The “Dumb Money” Is Finally Buying New Homes, Just as the “Smart Money” Exits - (www.wolfstreet.com)  New home sales just went up a staggering 16.6% in April: 619,000 new homes were sold – the most since early 2008 just before the worst of the housing meltdown, and the highest rate of growth in 24 years. So is this a sign that the economy is back on track? Don’t count on it. Home sales, like jobs, is a lagging indicator, not a leading one. It’s a sign of where we’ve been, not where we’re going. So this isn’t a big surprise to us. In fact, this is just like stock indicators near a peak. The dumb money is finally pouring in while the smart money is exiting. Except this time, it’s just in real estate.

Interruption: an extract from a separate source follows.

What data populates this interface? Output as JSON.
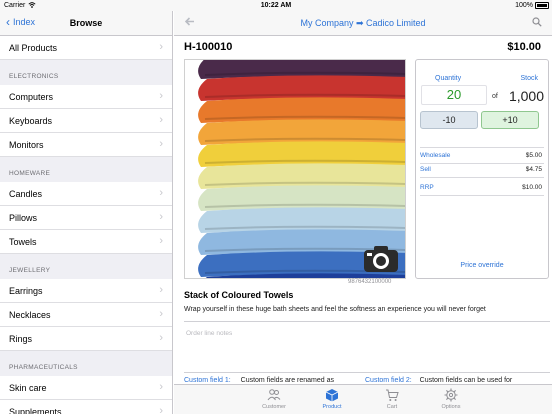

Negative Rates Failing to Spur Investment at Europe’s Companies - (www.bloomberg.com) A prolonged period of negative interest rates is failing to revive investment at Europe’s companies, with the vast majority of businesses in the region saying the stimulus measures have had no affect at all on their growth plans. Some 84 percent of the 9,440 companies surveyed by Swedish debt collector Intrum Justitia AB for its European Payment Report 2016 say low interest rates haven’t affected their willingness to invest. And perhaps more alarmingly, the number is up from 73 percent last year. “Creating economic growth requires stability and optimism,” Intrum Justitia Chief Executive Officer Mikael Ericson said in the report. “Evidently, the strategy of keeping interest rates record low for more than a year has not created the much sought-after stability.”